The NFL has succeeded building up its yearly player selection in a way that far outweighs its importance

SANTA CLARA — A funny thing happened after one of the most ridiculed NFL drafts in recent years was conducted by the 49ers.
In a week’s time, it got better. Consensus be damned.
Maybe De’Zhaun Stribling, taken with the first pick in the second round, is actually pretty good. NFL Films analyst Greg Cosell seems to think so, and he’s not alone. The Athletic’s Ted Nguyen, one of the small handful of non-coaches who can actually look at film and see what coaches are seeing, thinks he’s perfect for coach Kyle Shanahan.
But The Athletic’s Dane Brugler, whose yearly “Beast” assessing the draft has become an industry standard, had the 49ers checking in at No. 27 out of 32 teams, and without going down the rabbit hole, the reviews of most amateur tape-grinders and educated guessers were negative.
It all speaks to something the NFL has built into an event as if it’s a World Series, Super Bowl or World Cup even if there is no scoreboard or final score.
It’s a list of names. And 320,000 people showed up in Pittsburgh on Day 1 and 805,000 overall to hear a reciting of a list of names over three days. Names and positions, heights and weights. Forty-yard dash times. Three-cone drills. Not a final score or end result in sight. Viewership was 13.2 million for the first round, according to ESPN.

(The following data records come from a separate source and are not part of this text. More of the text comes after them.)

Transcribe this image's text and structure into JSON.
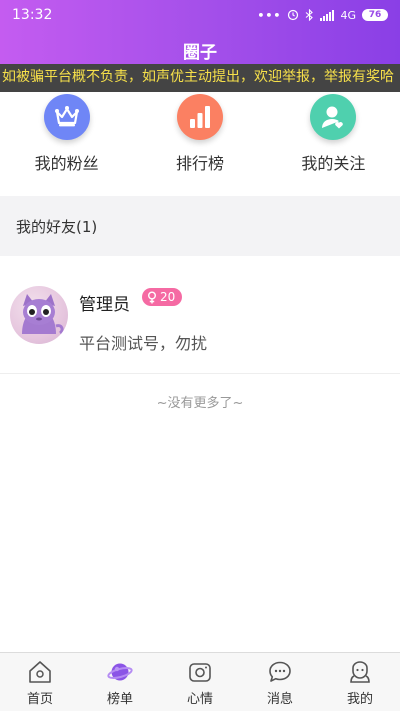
{
  "status_bar": {
    "time": "13:32",
    "network": "4G",
    "battery": "76"
  },
  "header": {
    "title": "圈子"
  },
  "notice": {
    "text": "如被骗平台概不负责，如声优主动提出，欢迎举报，举报有奖哈"
  },
  "quick_links": [
    {
      "label": "我的粉丝",
      "icon": "crown-icon",
      "color": "#6f86f6"
    },
    {
      "label": "排行榜",
      "icon": "bar-chart-icon",
      "color": "#fb8062"
    },
    {
      "label": "我的关注",
      "icon": "user-heart-icon",
      "color": "#4fd0ae"
    }
  ],
  "friends_section": {
    "title": "我的好友(1)"
  },
  "friends": [
    {
      "name": "管理员",
      "badge_value": "20",
      "badge_icon": "female-icon",
      "signature": "平台测试号，勿扰"
    }
  ],
  "list_footer": "~没有更多了~",
  "tabs": [
    {
      "label": "首页",
      "icon": "home-icon"
    },
    {
      "label": "榜单",
      "icon": "planet-icon"
    },
    {
      "label": "心情",
      "icon": "camera-icon"
    },
    {
      "label": "消息",
      "icon": "chat-icon"
    },
    {
      "label": "我的",
      "icon": "profile-icon"
    }
  ],
  "colors": {
    "header_start": "#c45cf0",
    "header_end": "#8a3fe6",
    "notice_text": "#f6e04a",
    "badge": "#f56aa3"
  }
}
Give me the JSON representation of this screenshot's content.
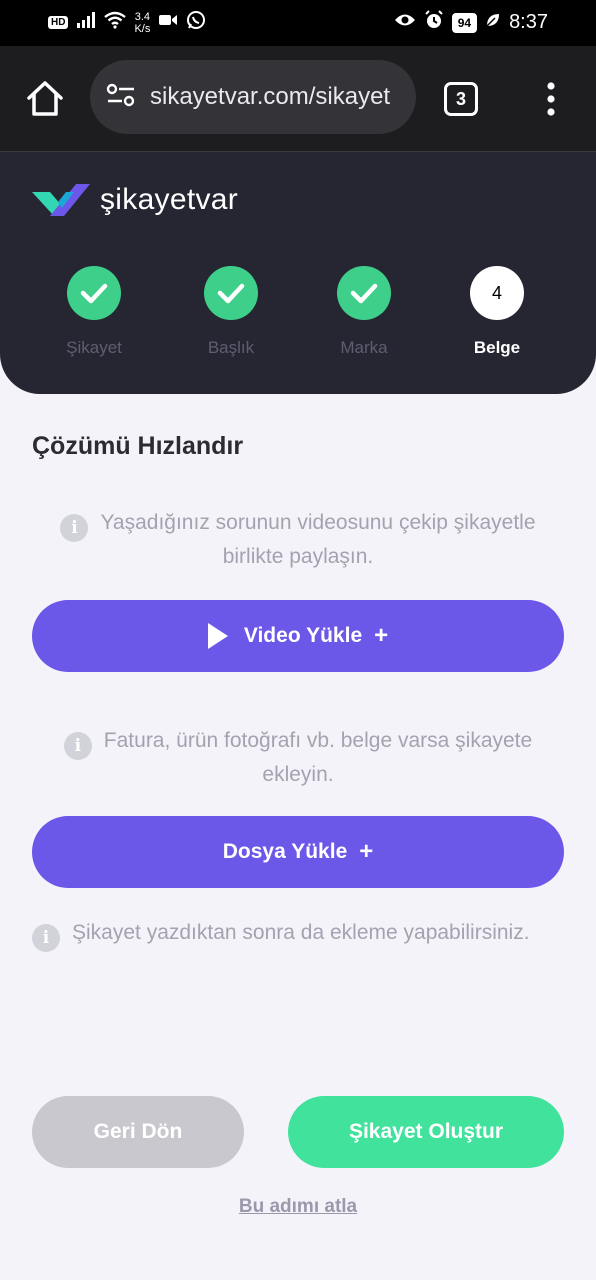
{
  "status_bar": {
    "hd_badge": "HD",
    "network_speed_value": "3.4",
    "network_speed_unit": "K/s",
    "battery": "94",
    "time": "8:37",
    "left_icons": [
      "signal-icon",
      "wifi-icon",
      "video-icon",
      "whatsapp-icon"
    ],
    "right_icons": [
      "eye-icon",
      "alarm-icon",
      "battery-icon",
      "leaf-icon"
    ]
  },
  "browser": {
    "url": "sikayetvar.com/sikayet",
    "tab_count": "3"
  },
  "header": {
    "logo_text": "şikayetvar",
    "steps": [
      {
        "label": "Şikayet",
        "state": "done"
      },
      {
        "label": "Başlık",
        "state": "done"
      },
      {
        "label": "Marka",
        "state": "done"
      },
      {
        "label": "Belge",
        "state": "current",
        "number": "4"
      }
    ]
  },
  "main": {
    "title": "Çözümü Hızlandır",
    "video_info": "Yaşadığınız sorunun videosunu çekip şikayetle birlikte paylaşın.",
    "video_button": "Video Yükle",
    "file_info": "Fatura, ürün fotoğrafı vb. belge varsa şikayete ekleyin.",
    "file_button": "Dosya Yükle",
    "later_info": "Şikayet yazdıktan sonra da ekleme yapabilirsiniz.",
    "plus_symbol": "+",
    "info_symbol": "i"
  },
  "footer": {
    "back_button": "Geri Dön",
    "create_button": "Şikayet Oluştur",
    "skip_link": "Bu adımı atla"
  },
  "colors": {
    "accent_purple": "#6b57e8",
    "accent_green": "#41e29c",
    "header_bg": "#262633",
    "step_done": "#3ed08b"
  }
}
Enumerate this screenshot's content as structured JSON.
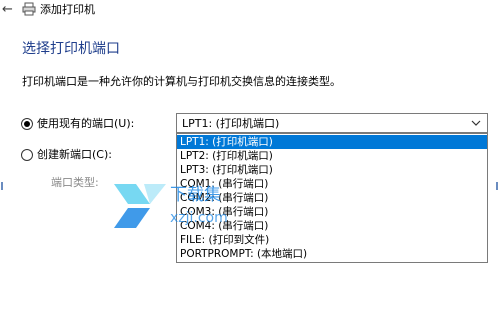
{
  "window": {
    "title": "添加打印机"
  },
  "page": {
    "heading": "选择打印机端口",
    "description": "打印机端口是一种允许你的计算机与打印机交换信息的连接类型。"
  },
  "options": {
    "use_existing": {
      "label": "使用现有的端口(U):",
      "checked": true
    },
    "create_new": {
      "label": "创建新端口(C):",
      "checked": false
    },
    "port_type_label": "端口类型:"
  },
  "port_select": {
    "selected": "LPT1: (打印机端口)",
    "items": [
      {
        "label": "LPT1: (打印机端口)",
        "highlighted": true
      },
      {
        "label": "LPT2: (打印机端口)"
      },
      {
        "label": "LPT3: (打印机端口)"
      },
      {
        "label": "COM1: (串行端口)"
      },
      {
        "label": "COM2: (串行端口)"
      },
      {
        "label": "COM3: (串行端口)"
      },
      {
        "label": "COM4: (串行端口)"
      },
      {
        "label": "FILE: (打印到文件)"
      },
      {
        "label": "PORTPROMPT: (本地端口)"
      }
    ]
  },
  "watermark": {
    "text_top": "下载集",
    "text_bottom": "xzji.com"
  },
  "colors": {
    "accent": "#0078d7",
    "heading": "#1f3e8c",
    "watermark_blue": "#1e88e5"
  },
  "icons": {
    "back": "back-arrow-icon",
    "printer": "printer-icon",
    "dropdown": "chevron-down-icon"
  }
}
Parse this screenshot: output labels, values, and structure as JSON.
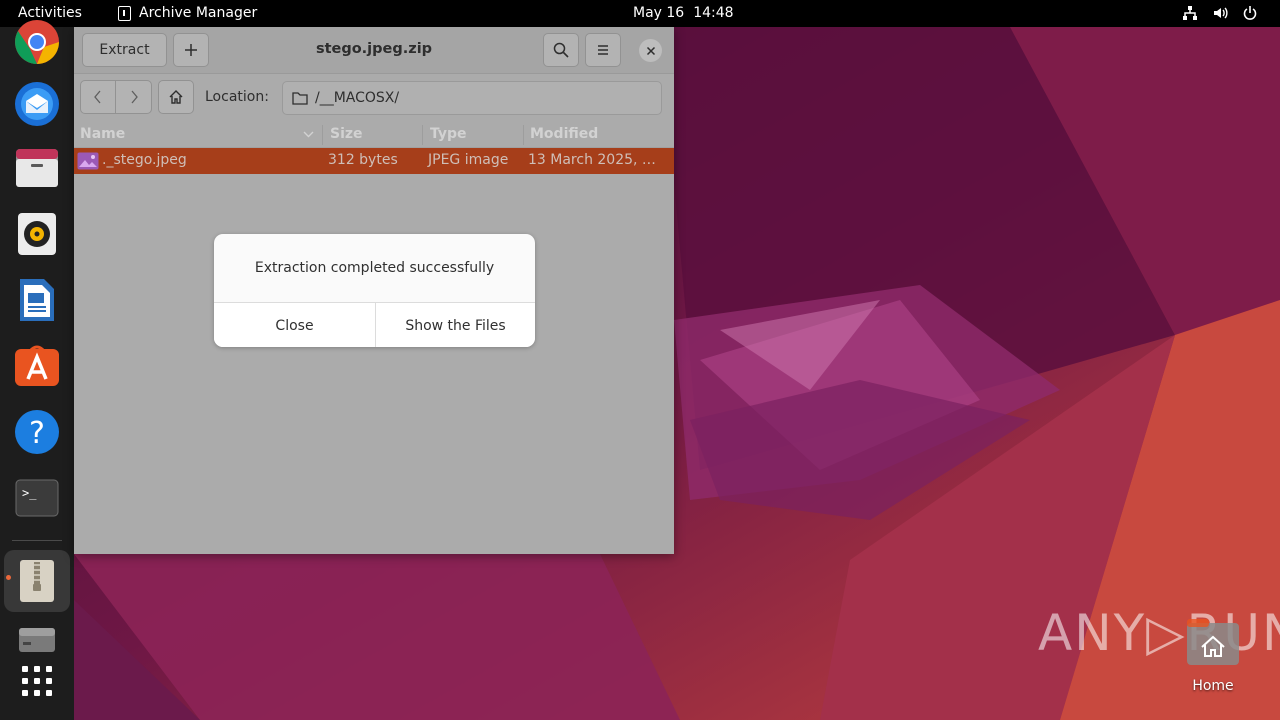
{
  "topbar": {
    "activities": "Activities",
    "app_name": "Archive Manager",
    "date": "May 16",
    "time": "14:48"
  },
  "dock": {
    "items": [
      "chrome-icon",
      "thunderbird-icon",
      "files-icon",
      "rhythmbox-icon",
      "libreoffice-writer-icon",
      "app-center-icon",
      "help-icon",
      "terminal-icon",
      "archive-manager-icon",
      "disk-icon",
      "show-apps-icon"
    ]
  },
  "window": {
    "extract_label": "Extract",
    "title": "stego.jpeg.zip",
    "location_label": "Location:",
    "location_value": "/__MACOSX/",
    "columns": [
      "Name",
      "Size",
      "Type",
      "Modified"
    ],
    "rows": [
      {
        "name": "._stego.jpeg",
        "size": "312 bytes",
        "type": "JPEG image",
        "modified": "13 March 2025, …"
      }
    ]
  },
  "dialog": {
    "message": "Extraction completed successfully",
    "close_label": "Close",
    "show_files_label": "Show the Files"
  },
  "desktop": {
    "watermark": "ANY▷RUN",
    "home_label": "Home"
  },
  "colors": {
    "accent": "#e95420",
    "selection": "#a63e1a"
  }
}
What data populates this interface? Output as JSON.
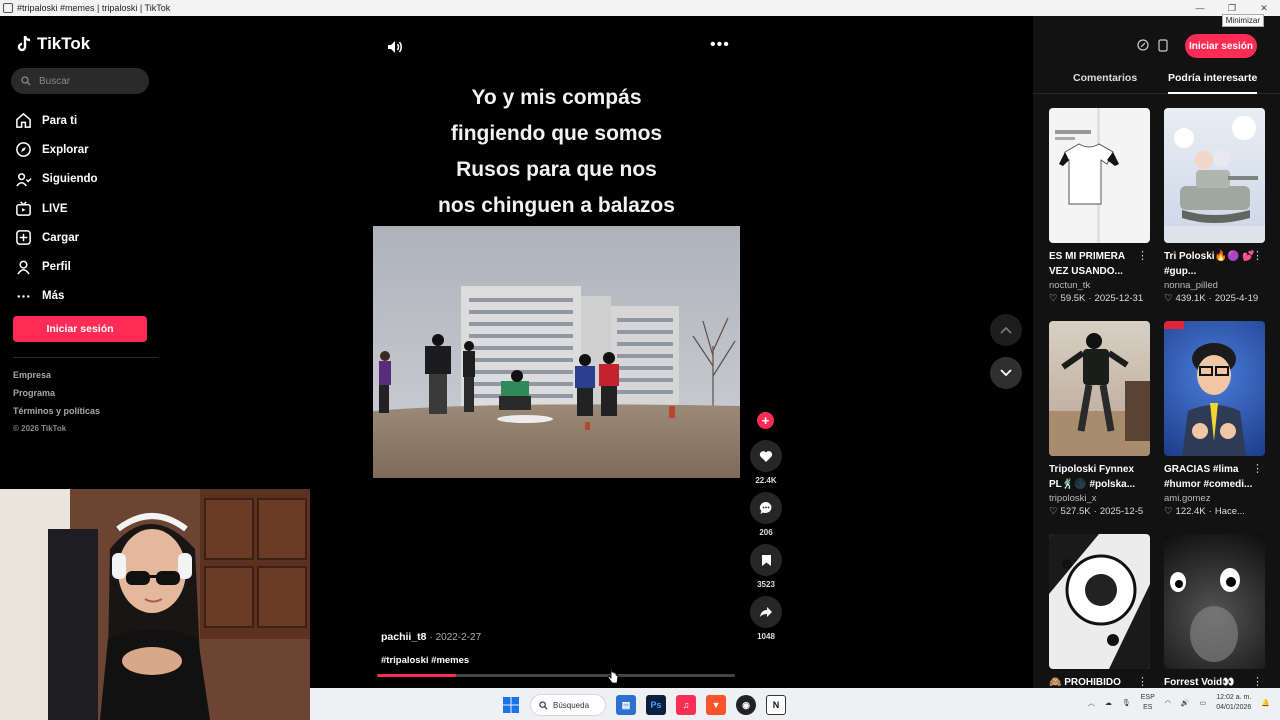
{
  "window": {
    "title": "#tripaloski #memes | tripaloski | TikTok",
    "minimize_tooltip": "Minimizar"
  },
  "sidebar": {
    "logo_text": "TikTok",
    "search_placeholder": "Buscar",
    "nav": [
      {
        "label": "Para ti",
        "icon": "home-icon"
      },
      {
        "label": "Explorar",
        "icon": "compass-icon"
      },
      {
        "label": "Siguiendo",
        "icon": "following-icon"
      },
      {
        "label": "LIVE",
        "icon": "live-icon"
      },
      {
        "label": "Cargar",
        "icon": "upload-icon"
      },
      {
        "label": "Perfil",
        "icon": "profile-icon"
      },
      {
        "label": "Más",
        "icon": "more-icon"
      }
    ],
    "login_label": "Iniciar sesión",
    "footer": [
      "Empresa",
      "Programa",
      "Términos y políticas"
    ],
    "copyright": "© 2026 TikTok"
  },
  "video": {
    "caption_lines": [
      "Yo y mis compás",
      "fingiendo que somos",
      "Rusos para que nos",
      "nos chinguen a balazos"
    ],
    "author": "pachii_t8",
    "date": "2022-2-27",
    "hashtags": "#tripaloski #memes",
    "progress": 0.22
  },
  "actions": {
    "likes": "22.4K",
    "comments": "206",
    "saves": "3523",
    "shares": "1048"
  },
  "right_panel": {
    "login_label": "Iniciar sesión",
    "tabs": [
      "Comentarios",
      "Podría interesarte"
    ],
    "active_tab": 1,
    "cards": [
      {
        "title": "ES MI PRIMERA VEZ USANDO...",
        "author": "noctun_tk",
        "likes": "59.5K",
        "date": "2025-12-31"
      },
      {
        "title": "Tri Poloski🔥🟣 💕 #gup...",
        "author": "nonna_pilled",
        "likes": "439.1K",
        "date": "2025-4-19"
      },
      {
        "title": "Tripoloski Fynnex PL🕺🌑 #polska...",
        "author": "tripoloski_x",
        "likes": "527.5K",
        "date": "2025-12-5"
      },
      {
        "title": "GRACIAS #lima #humor #comedi...",
        "author": "ami.gomez",
        "likes": "122.4K",
        "date": "Hace..."
      },
      {
        "title": "🙈 PROHIBIDO",
        "author": "",
        "likes": "",
        "date": ""
      },
      {
        "title": "Forrest Void👀",
        "author": "",
        "likes": "",
        "date": ""
      }
    ]
  },
  "taskbar": {
    "search_label": "Búsqueda",
    "lang_top": "ESP",
    "lang_bottom": "ES",
    "time": "12:02 a. m.",
    "date": "04/01/2026"
  }
}
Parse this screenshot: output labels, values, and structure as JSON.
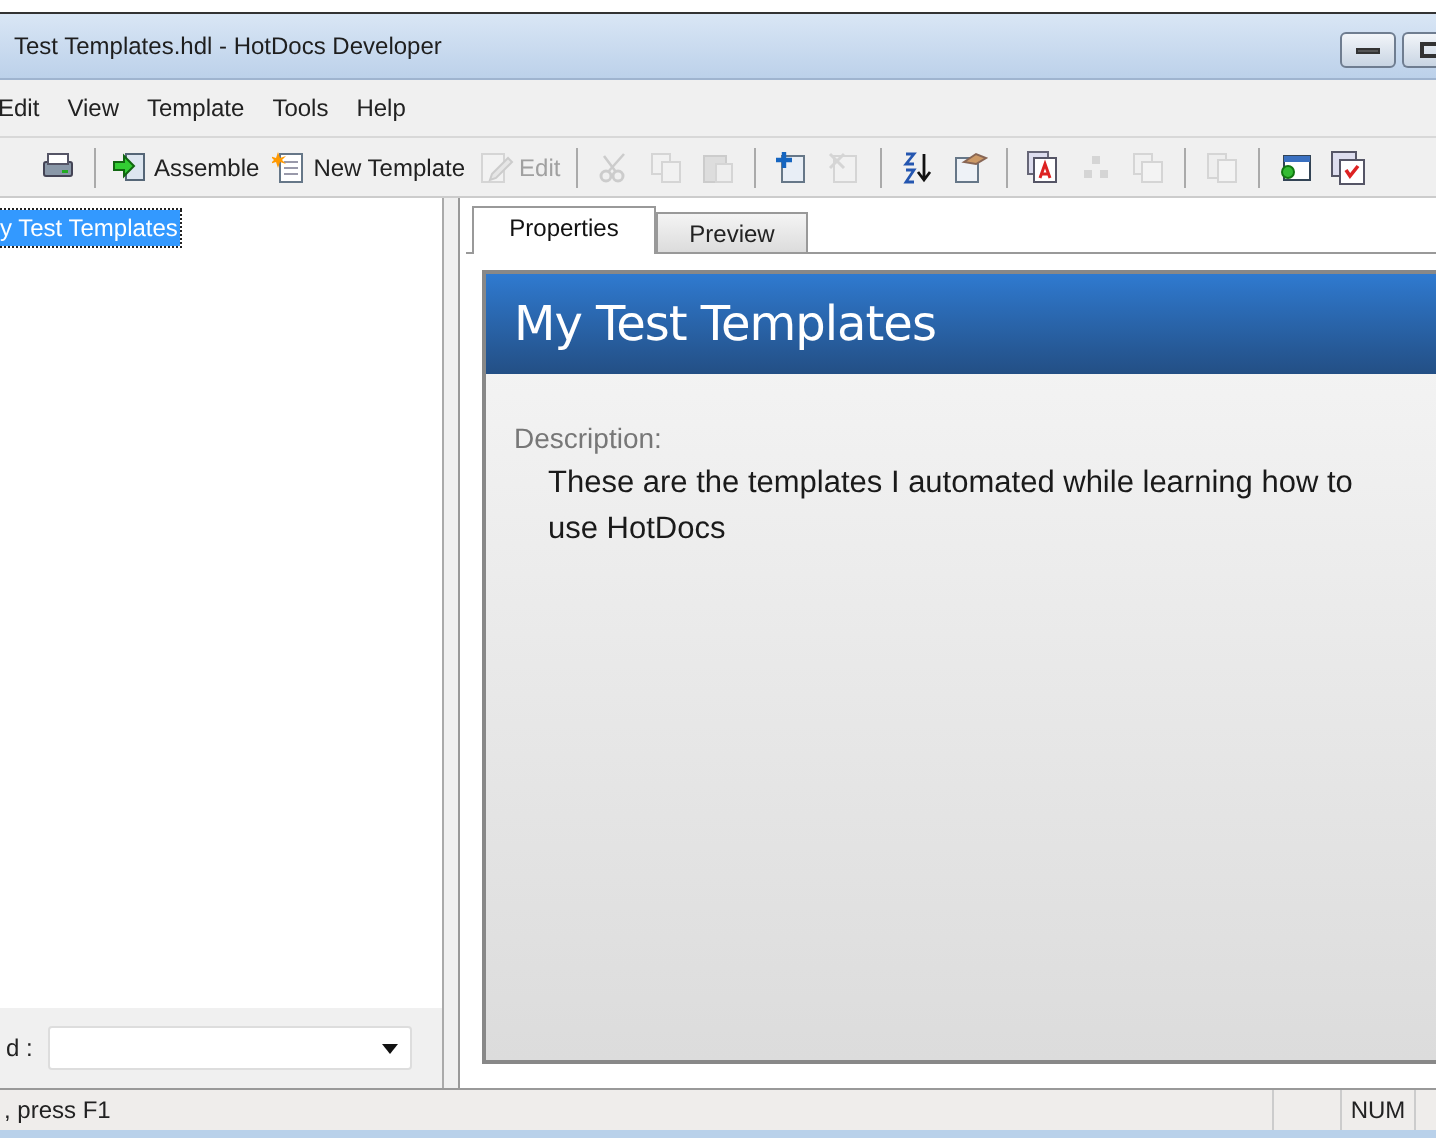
{
  "window": {
    "title": "Test Templates.hdl - HotDocs Developer"
  },
  "menu": [
    "Edit",
    "View",
    "Template",
    "Tools",
    "Help"
  ],
  "toolbar": [
    {
      "kind": "icon",
      "disabled": false
    },
    {
      "kind": "separator"
    },
    {
      "kind": "labeled",
      "label": "Assemble",
      "disabled": false
    },
    {
      "kind": "labeled",
      "label": "New Template",
      "disabled": false
    },
    {
      "kind": "labeled",
      "label": "Edit",
      "disabled": true
    },
    {
      "kind": "separator"
    },
    {
      "kind": "icon",
      "disabled": true
    },
    {
      "kind": "icon",
      "disabled": true
    },
    {
      "kind": "icon",
      "disabled": true
    },
    {
      "kind": "separator"
    },
    {
      "kind": "icon",
      "disabled": false
    },
    {
      "kind": "icon",
      "disabled": true
    },
    {
      "kind": "separator"
    },
    {
      "kind": "icon",
      "disabled": false
    },
    {
      "kind": "icon",
      "disabled": false
    },
    {
      "kind": "separator"
    },
    {
      "kind": "icon",
      "disabled": false
    },
    {
      "kind": "icon",
      "disabled": true
    },
    {
      "kind": "icon",
      "disabled": true
    },
    {
      "kind": "separator"
    },
    {
      "kind": "icon",
      "disabled": true
    },
    {
      "kind": "separator"
    },
    {
      "kind": "icon",
      "disabled": false
    },
    {
      "kind": "icon",
      "disabled": false
    }
  ],
  "tree": {
    "items": [
      {
        "label": "y Test Templates",
        "selected": true
      }
    ]
  },
  "filter": {
    "label": "d :"
  },
  "tabs": [
    {
      "label": "Properties",
      "selected": true
    },
    {
      "label": "Preview",
      "selected": false
    }
  ],
  "properties": {
    "title": "My Test Templates",
    "description_label": "Description:",
    "description": "These are the templates I automated while learning how to use HotDocs"
  },
  "status_bar": {
    "message": ", press F1",
    "indicators": [
      "NUM"
    ]
  }
}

It’s on two networks (although NFL Network and ESPN are merging), almost as if it’s a presidential election.
It’s a bunch of guys (and a few women) in a room deciding on who to pick. Covered by the media of all 32 teams who are also sitting in rooms, deciding who teams should pick. That’s it. The NFL has built this into can’t miss-TV which far outweighs its importance to the bottom line.
That’s the case where the 49ers are concerned and their spotty record under coach Kyle Shanahan and general manager John Lynch in identifying premium talent in the first two rounds.
The 49ers got Christian McCaffrey from Carolina with draft picks. They got Trent Williams from Washington with draft picks. They got Fred Warner (third), George Kittle (fifth), Deommodore Lenoir (fifth) and Brock Purdy (seventh) with non-premium picks.
Anyone want those picks back?
The 49ers blew it when they traded up for Trey Lance, losing valuable first-round draft capital but there’s no guarantee based on their record they’d have drafted the right guys anyway if they’d kept their original picks.
While you can debate whether stocking rosters with draft talent is as big a deal as people seem to think, what can’t be debated is that nobody really knows which players will succeed or fail in the draft when figuring in system fits, potential injuries and character.
And even sure things are wrong sometimes.
For whatever reason, upon further inspection, there’s a feeling that maybe the 49ers didn’t reach as much as everyone thought at first glance.
That Stribling could play a key role in a wide receiver corps that over the years has been shorn of Deebo Samuel, Brandon Aiyuk and Jauan Jennings.

Was Ole Miss wide receiver De’Zhaun Stribling a reach at No. 33 in the NFL Draft? Depends on who you ask. AP Photo
That third-round pick Romello Height (No. 90 overall) might provide their first pure-speed pass rush from the outside since Dee Ford was injured.
That third-round pick Kaelon Black could be a valuable piece in tandem with an existing back (Jordan James?) if McCaffrey isn’t up for another ironman season with 413 touches and misses time. Shanahan has already gone through Joe Williams, Trey Sermon and Ty Edwards-Price, so skepticism is rampant.
Surely, Shanahan blew it again. But the draft can be a slot machine, and coming up empty three times doesn’t preclude getting lucky pulling the handle on No. 4 even if it’s not a progressive jackpot.
That fourth-round pick Gracen Halton adds another interior rusher who for once isn’t a hybrid defensive lineman.
Frankly, once you get past the third round, the “bust” factor is long gone. Because it’s pretty clear that anyone picked in Day 3 is a maybe, no matter what team is doing the selecting.
Bust is the most overused term in the draft, because the only way to truly be a bust is by being a first-round pick who never plays. A player who underachieves relative to draft status (Solomon Thomas or Clelin Ferrell, anyone?) isn’t a bust if he’s found a way to stay employed in the league.
But debating such topics is the lifeblood of the draft, which manufactures would-be experts for the kind of second-guessing that helps fuel rampant and often inaccurate speculation. Talked with someone I respect recently who has covered the league for years that convinces himself every year about the importance of the draft, only to wind up wondering what all the fuss was about once it’s over.
And next year, he’ll do it all again. The tanker that is the NFL Draft isn’t about be turned around on the small matter of perspective.